Amber Lawrence, senior assistant adviser, opened a hearing on Senate Bill 425 and described the bill’s core change: an amendment to KSA 2‑14‑21a to increase statutory caps on seed dealer registration fees and allow modest late fees.
The bill would raise the maximum seed wholesaler registration cap from $300 to $400 and the seed retailer cap from $30 to $50; it would authorize a $25 late fee during the first month after renewal is late and a $50 late fee for renewals after Oct. 1. Lawrence said the bill would take effect July 1 upon publication.
Josh McGinn, assistant secretary at the Kansas Department of Agriculture, testified in favor of the bill, saying the seed program is a consumer‑protection program that has not seen fee increases since 1991 and currently produces roughly $127,000 in revenue. McGinn said the department is seeking higher statutory caps so the program can be self‑sustaining without shifting staff time from other plant‑protection work. “We are committing to only initially raising that fee and regulation to $330 for wholesalers and $40 for retailers,” McGinn said.
McGinn provided a breakdown of registrants the program regulates: 717 large retail locations (described as “big‑box” stores), 616 small businesses or individuals, and 364 cooperatives. He estimated the fee increase itself would raise about $43,000 annually and that late fees could add another $10,000–$11,000, a combined increase roughly matching the most recent fiscal note the department supplied.
Committee members pressed department staff on mechanics and enforcement. Senator Reichman asked how many entities are affected; McGinn supplied the registrant counts. Senator Alley queried fiscal projections and noted updated fiscal information had been submitted. Senator Fagg asked why the bill sets a cap rather than a fixed fee; McGinn explained that raising the cap gives the agency flexibility and would avoid returning to the Legislature for incremental increases.
The committee discussed late‑fee design and enforcement. McGinn said the department lacks statutory authority for late fees now and would need the bill to assess them. He cited the department’s live‑plant dealer program as precedent, saying a small late fee there reduced late renewals by 59%. McGinn also told the committee that roughly 500 registrants are currently late on renewal payments but the agency does not track how many days late each account is.

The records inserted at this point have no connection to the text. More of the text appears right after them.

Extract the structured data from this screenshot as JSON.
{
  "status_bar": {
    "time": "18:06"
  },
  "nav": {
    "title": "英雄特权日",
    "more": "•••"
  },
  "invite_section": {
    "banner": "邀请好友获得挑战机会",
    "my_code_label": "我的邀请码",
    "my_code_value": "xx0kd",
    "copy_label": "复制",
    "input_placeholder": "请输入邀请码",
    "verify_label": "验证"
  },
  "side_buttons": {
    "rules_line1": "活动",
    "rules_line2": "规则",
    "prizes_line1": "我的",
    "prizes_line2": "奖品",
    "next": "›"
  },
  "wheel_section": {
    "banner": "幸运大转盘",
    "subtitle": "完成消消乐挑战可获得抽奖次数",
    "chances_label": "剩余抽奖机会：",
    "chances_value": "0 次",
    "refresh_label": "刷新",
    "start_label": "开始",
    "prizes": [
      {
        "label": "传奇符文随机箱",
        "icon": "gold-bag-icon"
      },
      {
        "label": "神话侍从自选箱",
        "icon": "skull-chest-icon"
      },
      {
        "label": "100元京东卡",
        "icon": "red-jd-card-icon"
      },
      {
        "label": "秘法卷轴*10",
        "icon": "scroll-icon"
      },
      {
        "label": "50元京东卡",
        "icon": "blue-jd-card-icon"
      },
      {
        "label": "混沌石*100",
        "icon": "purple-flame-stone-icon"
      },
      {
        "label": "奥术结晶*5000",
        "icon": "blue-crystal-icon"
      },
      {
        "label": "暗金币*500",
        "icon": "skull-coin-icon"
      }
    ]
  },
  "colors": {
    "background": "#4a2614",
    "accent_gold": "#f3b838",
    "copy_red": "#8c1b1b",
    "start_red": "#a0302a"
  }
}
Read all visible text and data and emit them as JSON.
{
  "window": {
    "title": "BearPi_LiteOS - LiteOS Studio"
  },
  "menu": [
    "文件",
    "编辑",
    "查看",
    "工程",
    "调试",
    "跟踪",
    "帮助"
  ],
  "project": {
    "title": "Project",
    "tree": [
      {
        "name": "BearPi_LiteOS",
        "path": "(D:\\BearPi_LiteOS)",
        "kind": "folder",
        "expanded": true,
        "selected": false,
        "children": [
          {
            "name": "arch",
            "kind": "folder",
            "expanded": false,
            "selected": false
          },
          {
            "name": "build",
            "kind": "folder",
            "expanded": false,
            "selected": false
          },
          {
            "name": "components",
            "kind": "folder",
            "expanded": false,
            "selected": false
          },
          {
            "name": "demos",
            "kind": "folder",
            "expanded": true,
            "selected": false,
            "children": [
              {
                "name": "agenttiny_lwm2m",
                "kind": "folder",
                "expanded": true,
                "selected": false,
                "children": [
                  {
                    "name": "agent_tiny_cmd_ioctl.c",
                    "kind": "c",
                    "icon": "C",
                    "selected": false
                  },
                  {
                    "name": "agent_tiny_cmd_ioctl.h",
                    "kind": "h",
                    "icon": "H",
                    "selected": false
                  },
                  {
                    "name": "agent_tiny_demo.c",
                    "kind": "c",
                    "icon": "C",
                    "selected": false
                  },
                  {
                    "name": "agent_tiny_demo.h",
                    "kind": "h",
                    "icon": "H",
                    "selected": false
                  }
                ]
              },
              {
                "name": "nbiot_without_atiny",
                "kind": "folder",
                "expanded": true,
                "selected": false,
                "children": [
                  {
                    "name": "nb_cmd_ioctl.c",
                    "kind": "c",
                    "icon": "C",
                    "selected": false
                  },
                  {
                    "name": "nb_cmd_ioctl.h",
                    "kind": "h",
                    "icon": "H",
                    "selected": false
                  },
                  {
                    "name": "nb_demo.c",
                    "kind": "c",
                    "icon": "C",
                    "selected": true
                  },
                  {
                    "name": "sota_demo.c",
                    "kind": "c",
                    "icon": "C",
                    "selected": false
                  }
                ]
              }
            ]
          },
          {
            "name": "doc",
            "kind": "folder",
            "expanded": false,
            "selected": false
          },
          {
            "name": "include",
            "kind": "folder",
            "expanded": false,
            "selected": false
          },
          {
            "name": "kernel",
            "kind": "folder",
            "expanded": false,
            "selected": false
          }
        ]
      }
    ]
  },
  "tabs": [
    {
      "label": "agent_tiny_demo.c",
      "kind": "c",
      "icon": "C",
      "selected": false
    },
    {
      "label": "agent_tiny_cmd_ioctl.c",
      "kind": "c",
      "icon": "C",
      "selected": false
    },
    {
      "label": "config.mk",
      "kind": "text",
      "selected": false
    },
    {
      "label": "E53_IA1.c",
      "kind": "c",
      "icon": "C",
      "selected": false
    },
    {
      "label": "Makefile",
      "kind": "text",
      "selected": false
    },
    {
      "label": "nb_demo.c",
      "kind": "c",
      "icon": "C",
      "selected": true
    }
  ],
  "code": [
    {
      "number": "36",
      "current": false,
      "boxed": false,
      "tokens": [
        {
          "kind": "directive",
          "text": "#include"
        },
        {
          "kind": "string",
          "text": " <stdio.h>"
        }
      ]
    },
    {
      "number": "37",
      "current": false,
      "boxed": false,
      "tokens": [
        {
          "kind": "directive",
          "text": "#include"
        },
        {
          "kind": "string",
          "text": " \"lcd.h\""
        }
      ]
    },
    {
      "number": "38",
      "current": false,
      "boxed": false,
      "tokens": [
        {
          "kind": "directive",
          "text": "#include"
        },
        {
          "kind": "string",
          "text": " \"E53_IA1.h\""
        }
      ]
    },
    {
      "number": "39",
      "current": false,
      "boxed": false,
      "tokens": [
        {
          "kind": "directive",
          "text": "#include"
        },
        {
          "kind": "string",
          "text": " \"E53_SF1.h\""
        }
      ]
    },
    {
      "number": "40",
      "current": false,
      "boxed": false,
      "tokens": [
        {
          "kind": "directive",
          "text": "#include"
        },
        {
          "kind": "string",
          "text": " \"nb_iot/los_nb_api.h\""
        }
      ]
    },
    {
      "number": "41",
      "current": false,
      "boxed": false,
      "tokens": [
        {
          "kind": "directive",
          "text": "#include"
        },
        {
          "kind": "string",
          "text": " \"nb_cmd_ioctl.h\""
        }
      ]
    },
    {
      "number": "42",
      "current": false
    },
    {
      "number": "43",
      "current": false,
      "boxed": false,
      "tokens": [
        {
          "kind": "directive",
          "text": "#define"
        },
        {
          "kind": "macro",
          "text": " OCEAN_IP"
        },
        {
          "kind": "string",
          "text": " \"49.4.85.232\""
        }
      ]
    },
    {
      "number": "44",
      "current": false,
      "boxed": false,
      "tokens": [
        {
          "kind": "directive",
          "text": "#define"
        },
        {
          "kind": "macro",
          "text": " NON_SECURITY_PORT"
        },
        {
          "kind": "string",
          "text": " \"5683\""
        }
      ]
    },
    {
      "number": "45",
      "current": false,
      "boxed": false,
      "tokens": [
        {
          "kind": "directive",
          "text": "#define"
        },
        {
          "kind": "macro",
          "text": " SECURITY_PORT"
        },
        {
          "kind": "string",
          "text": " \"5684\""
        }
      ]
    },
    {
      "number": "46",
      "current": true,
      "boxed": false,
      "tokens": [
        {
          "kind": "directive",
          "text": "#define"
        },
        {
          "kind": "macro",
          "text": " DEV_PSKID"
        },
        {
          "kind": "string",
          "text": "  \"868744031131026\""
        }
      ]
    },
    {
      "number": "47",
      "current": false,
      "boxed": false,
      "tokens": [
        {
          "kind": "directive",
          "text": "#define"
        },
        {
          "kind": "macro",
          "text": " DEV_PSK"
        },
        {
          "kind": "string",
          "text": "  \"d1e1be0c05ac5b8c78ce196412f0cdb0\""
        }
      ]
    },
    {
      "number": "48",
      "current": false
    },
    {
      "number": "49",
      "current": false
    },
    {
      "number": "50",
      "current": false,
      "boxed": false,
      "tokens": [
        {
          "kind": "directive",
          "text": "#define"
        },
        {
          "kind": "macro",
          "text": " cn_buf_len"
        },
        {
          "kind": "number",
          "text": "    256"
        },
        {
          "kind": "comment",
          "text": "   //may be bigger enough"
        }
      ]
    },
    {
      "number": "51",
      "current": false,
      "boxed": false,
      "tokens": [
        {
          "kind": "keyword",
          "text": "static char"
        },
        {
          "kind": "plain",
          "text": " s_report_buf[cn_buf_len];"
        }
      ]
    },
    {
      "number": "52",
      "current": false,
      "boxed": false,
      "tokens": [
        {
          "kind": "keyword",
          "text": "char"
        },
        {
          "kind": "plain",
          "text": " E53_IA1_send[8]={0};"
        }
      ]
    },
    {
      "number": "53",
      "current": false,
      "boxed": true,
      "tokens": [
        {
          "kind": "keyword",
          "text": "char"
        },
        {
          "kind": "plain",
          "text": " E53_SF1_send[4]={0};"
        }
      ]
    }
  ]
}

The chair noted written neutral testimony on SB 425 from the Kansas Grain and Feed and the Kansas Agribusiness Retailers Association and the Kansas Cooperative Council, closed the hearing and said the committee would decide later whether to work the bill.
The hearing record ends with the chair scheduling further consideration; no committee motion or final vote on SB 425 was taken at this meeting.